Component parts of Internet applications
By Mario Perez, Alexander Hildenbrand, Bernd Matzke, Peter Zencke
While creating an Internet application, a developer encounters various tools and other diverse objects. The tools include executable programs and control files. The objects include various logical objects. Each developer must operate or generate some of these tools and elements.
ITS, (Internet Transaction Server), is the actual coupling between the Web server and the Internet on one side and the R/3 System on the other side. Developers have no direct access to this program
Several instances of the ITS can run on one server. A virtual ITS is simply one of the instances of the program.
The ITS Debugger is a special function of the ITS. It permits the Web application to switch to a normal SAPGUI in parallel so that the application becomes visible on the Web and the SAPGUI simultaneously.

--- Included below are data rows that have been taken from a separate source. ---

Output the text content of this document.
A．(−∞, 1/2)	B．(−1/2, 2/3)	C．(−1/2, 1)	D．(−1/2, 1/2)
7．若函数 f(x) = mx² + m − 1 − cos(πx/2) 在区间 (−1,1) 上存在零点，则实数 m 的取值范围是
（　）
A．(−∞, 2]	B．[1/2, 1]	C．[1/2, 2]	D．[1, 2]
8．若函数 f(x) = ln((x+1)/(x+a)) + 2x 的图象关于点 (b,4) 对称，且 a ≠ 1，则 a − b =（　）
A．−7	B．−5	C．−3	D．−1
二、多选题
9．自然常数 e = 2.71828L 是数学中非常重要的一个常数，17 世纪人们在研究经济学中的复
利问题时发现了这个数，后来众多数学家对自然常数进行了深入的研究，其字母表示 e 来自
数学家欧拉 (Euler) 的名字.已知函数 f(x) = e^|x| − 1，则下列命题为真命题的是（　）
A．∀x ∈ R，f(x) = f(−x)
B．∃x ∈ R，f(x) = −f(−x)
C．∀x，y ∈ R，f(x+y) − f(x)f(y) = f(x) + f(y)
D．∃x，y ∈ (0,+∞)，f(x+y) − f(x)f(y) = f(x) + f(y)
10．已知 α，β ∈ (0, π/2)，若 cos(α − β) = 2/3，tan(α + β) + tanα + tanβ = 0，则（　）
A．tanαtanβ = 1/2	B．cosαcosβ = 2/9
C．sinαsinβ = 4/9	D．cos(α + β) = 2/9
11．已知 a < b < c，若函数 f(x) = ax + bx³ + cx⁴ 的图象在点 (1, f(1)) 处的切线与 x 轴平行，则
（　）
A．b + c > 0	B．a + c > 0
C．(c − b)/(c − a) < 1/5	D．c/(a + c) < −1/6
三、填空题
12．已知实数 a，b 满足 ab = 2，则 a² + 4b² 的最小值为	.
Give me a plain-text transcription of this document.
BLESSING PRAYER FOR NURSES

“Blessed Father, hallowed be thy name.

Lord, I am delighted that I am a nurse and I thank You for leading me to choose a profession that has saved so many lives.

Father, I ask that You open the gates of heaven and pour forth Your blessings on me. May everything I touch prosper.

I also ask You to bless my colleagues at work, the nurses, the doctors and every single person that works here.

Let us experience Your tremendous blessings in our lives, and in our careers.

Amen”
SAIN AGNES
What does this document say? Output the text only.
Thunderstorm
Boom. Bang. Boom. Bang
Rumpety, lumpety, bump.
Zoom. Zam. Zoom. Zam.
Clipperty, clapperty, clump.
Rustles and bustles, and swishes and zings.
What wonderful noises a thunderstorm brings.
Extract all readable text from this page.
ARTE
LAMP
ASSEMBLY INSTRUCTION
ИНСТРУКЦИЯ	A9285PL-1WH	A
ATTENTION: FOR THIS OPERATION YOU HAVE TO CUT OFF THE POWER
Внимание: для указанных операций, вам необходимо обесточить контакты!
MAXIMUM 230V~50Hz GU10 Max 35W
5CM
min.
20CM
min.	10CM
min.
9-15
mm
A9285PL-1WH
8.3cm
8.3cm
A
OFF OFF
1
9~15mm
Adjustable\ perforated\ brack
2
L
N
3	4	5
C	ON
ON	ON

SAP@Web-Studio helps generate and process files stored in the file system of an NT computer that runs the ITS It also places any modified files back into storage in the R/3 System after processing
The term service identifies an Internet application. A service name describes applications outside of the R/3 system, and can consist of up to 14 characters.
Specification of a theme can reference on of several design versions of a service. The differences remain purely visual.
Global service description
To log into the R/3 System, the ITS requires a great deal of information, including the name of the SAP System, login data and so on. The global service description stores tehse types of data that do not otherwise belong to a special service.
Individual service description
You must create a service description for each R/3 application that will run over the Web. This file contains parameters required by the ITS to call an R/3 transaction.
Templates define HTML pages that contan supplemental information on the R/3 data that you wish to merge into a document. They also specify where the merge occurs. Every template corresponds to a screen of an R/3 application.
System templates can be generated and addressed as language-dependent templates, but cannot be subdivided into themes. Customers may not change system templates.
SAP terminology uses HTML Business to refer to metastatements.
You can process language resources in a file system outside of the R/3 System, preferably with SAP@Web-Studio. This method becomes mandatory during development.
Web applications also include graphics, sound files and additional objects. The Web server, rather than the ITS, inserts these objects into the HTML pages.
R/3 applications can use an RFC channel, much as the R/3 System uses the DIAG channel to transmit screen data. The application server and the front end use the RFC channel to exchange data bidirectionally.
A second RFC option also exists in addition to the mass data connection between the R/3 System and the SAPGUI interface. This option permits external applications to call special function modules of the R/3 System.